Lucas, on the other hand, picked up the sport at the ripe old age of 22. However, even if Lucas fails to reach the Olympics in the future, his 2011 trailblazing effort in Kazakhstan and ongoing participation in international competition, hopefully, will inspire young speed skaters to seek Olympic excellence.

Watch out for curling

Even without Singaporean Olympians in speed skating, figure skating, and snowboarding, all is not lost. The sport of curling appears to be shining a ray hope on Singapore’s winter quest.

Remember the Football Association of Singapore’s “GOAL 2010” dream of the Lions qualifying for the 2010 World Cup Finals, or the Singapore Ice Hockey Association’s claim in 2010 that Singapore could qualify for future Olympics?
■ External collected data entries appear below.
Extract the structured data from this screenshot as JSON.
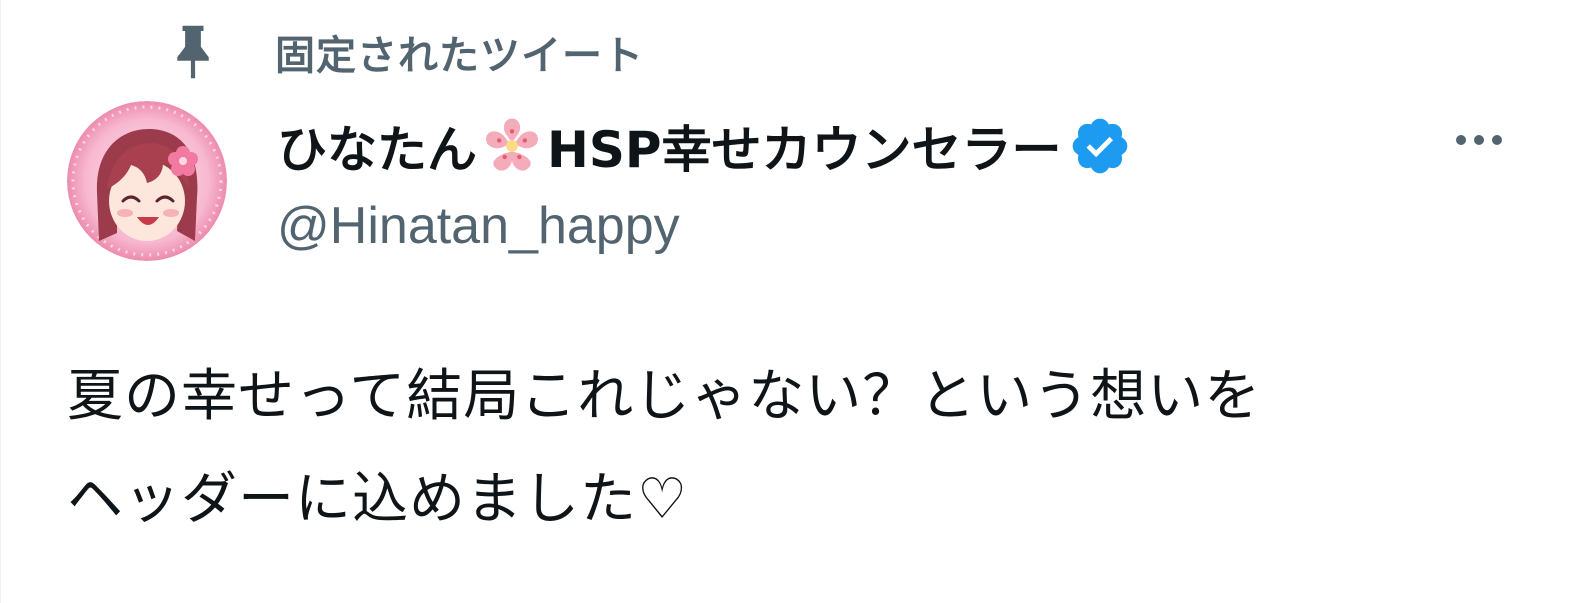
{
  "pinned": {
    "icon": "pin-icon",
    "label": "固定されたツイート"
  },
  "author": {
    "avatar": "avatar-image",
    "name_part1": "ひなたん",
    "name_emoji": "cherry-blossom-icon",
    "name_part2": "HSP幸せカウンセラー",
    "verified_icon": "verified-badge-icon",
    "verified_color": "#1d9bf0",
    "handle": "@Hinatan_happy"
  },
  "more_button": {
    "icon": "more-horizontal-icon"
  },
  "tweet": {
    "text_line1": "夏の幸せって結局これじゃない？という想いを",
    "text_line2": "ヘッダーに込めました♡"
  },
  "colors": {
    "text_primary": "#0f1419",
    "text_secondary": "#536471",
    "accent_pink": "#f4a3c4"
  }
}
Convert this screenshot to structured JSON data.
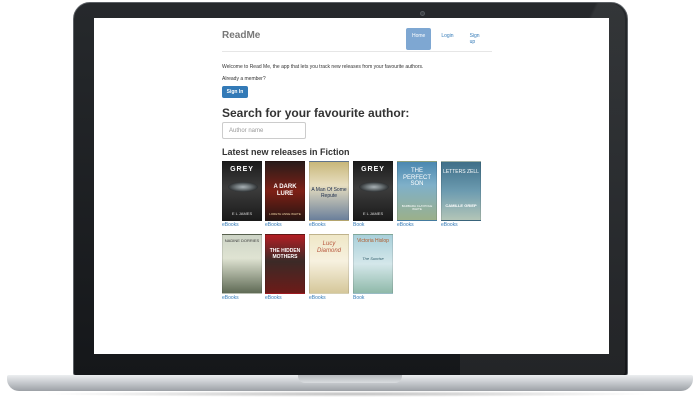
{
  "nav": {
    "brand": "ReadMe",
    "links": [
      "Home",
      "Login",
      "Sign up"
    ]
  },
  "welcome": {
    "message": "Welcome to Read Me, the app that lets you track new releases from your favourite authors.",
    "already_member": "Already a member?",
    "sign_in": "Sign In"
  },
  "search": {
    "title": "Search for your favourite author:",
    "placeholder": "Author name"
  },
  "latest": {
    "title": "Latest new releases in Fiction",
    "books": [
      {
        "cover_title": "GREY",
        "cover_author": "E L JAMES",
        "format": "eBooks"
      },
      {
        "cover_title": "A DARK LURE",
        "cover_author": "LORETH ANNE WHITE",
        "format": "eBooks"
      },
      {
        "cover_title": "A Man Of Some Repute",
        "cover_author": "",
        "format": "eBooks"
      },
      {
        "cover_title": "GREY",
        "cover_author": "E L JAMES",
        "format": "Book"
      },
      {
        "cover_title": "THE PERFECT SON",
        "cover_author": "BARBARA CLAYPOLE WHITE",
        "format": "eBooks"
      },
      {
        "cover_title": "LETTERS ZELL",
        "cover_author": "CAMILLE GRIEP",
        "format": "eBooks"
      },
      {
        "cover_title": "NADINE DORRIES",
        "cover_author": "",
        "format": "eBooks"
      },
      {
        "cover_title": "THE HIDDEN MOTHERS",
        "cover_author": "",
        "format": "eBooks"
      },
      {
        "cover_title": "Lucy Diamond",
        "cover_author": "",
        "format": "eBooks"
      },
      {
        "cover_title": "Victoria Hislop",
        "cover_author": "The Sunrise",
        "format": "Book"
      }
    ]
  }
}
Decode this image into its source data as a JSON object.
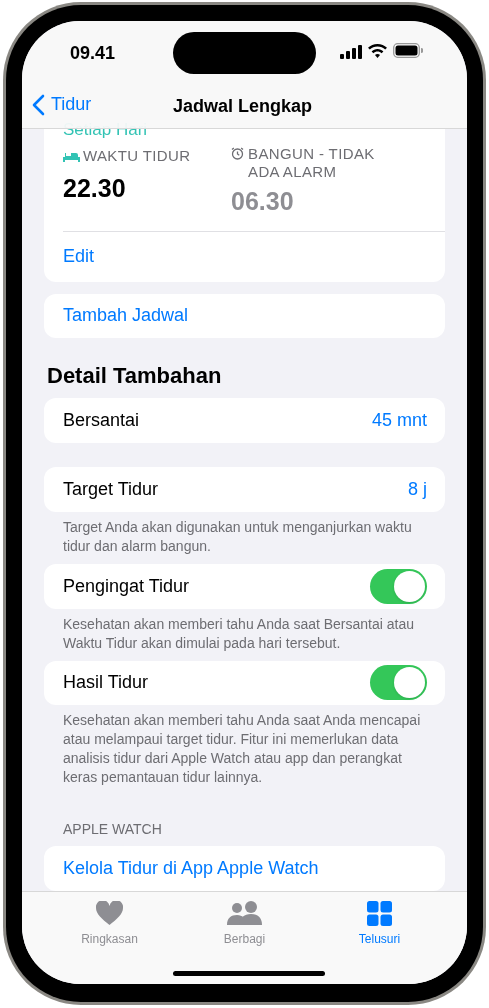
{
  "status_bar": {
    "time": "09.41"
  },
  "nav": {
    "back": "Tidur",
    "title": "Jadwal Lengkap"
  },
  "schedule": {
    "repeat": "Setiap Hari",
    "bedtime_label": "WAKTU TIDUR",
    "bedtime": "22.30",
    "wake_label": "BANGUN - TIDAK ADA ALARM",
    "wake": "06.30",
    "edit": "Edit"
  },
  "add_schedule": "Tambah Jadwal",
  "section_title": "Detail Tambahan",
  "rows": [
    {
      "kind": "value",
      "label": "Bersantai",
      "value": "45 mnt"
    },
    {
      "kind": "value",
      "label": "Target Tidur",
      "value": "8 j",
      "footnote": "Target Anda akan digunakan untuk menganjurkan waktu tidur dan alarm bangun."
    },
    {
      "kind": "toggle",
      "label": "Pengingat Tidur",
      "on": true,
      "footnote": "Kesehatan akan memberi tahu Anda saat Bersantai atau Waktu Tidur akan dimulai pada hari tersebut."
    },
    {
      "kind": "toggle",
      "label": "Hasil Tidur",
      "on": true,
      "footnote": "Kesehatan akan memberi tahu Anda saat Anda mencapai atau melampaui target tidur. Fitur ini memerlukan data analisis tidur dari Apple Watch atau app dan perangkat keras pemantauan tidur lainnya."
    }
  ],
  "apple_watch": {
    "header": "APPLE WATCH",
    "link": "Kelola Tidur di App Apple Watch"
  },
  "tabs": [
    {
      "kind": "heart",
      "label": "Ringkasan",
      "selected": false
    },
    {
      "kind": "people",
      "label": "Berbagi",
      "selected": false
    },
    {
      "kind": "grid",
      "label": "Telusuri",
      "selected": true
    }
  ]
}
Unlike football or ice hockey, curling falls within the category of ‘realistic’. The Singapore Curling Academy (SCA) seeks to popularise its sport nationwide, partly by promoting curling through the SSC’s upcoming five Super Sports Clubs.

Whether the SSC will allow the SCA to work at its super clubs remains to be seen, but one thing is certain. The latter’s optimism for developing Singaporean curlers to compete in the 2017 qualifiers for the next Winter Olympics makes much sense.

SCA’s head of business development, Dalon Goh, said: “Singapore has done well in bowling and recently, in kayaking and archery during the SEA Games. These sports depend on an individual player’s technical skill in delivery, strategy, and will power during competition. Curling is similar. There is no disadvantage for athletes with a smaller build.”

The SCA has already secured commitments from two overseas curling clubs to provide professional coaching expertise. The foreign clubs will either have Singaporean curlers at their location for training or send coaches to Singapore to conduct a training camp.

While it is too early to talk about qualifying for Olympic curling, developing talented curlers to participate in Olympic qualifiers will be a crucial first step as Singapore presses on with its Winter Olympic quest.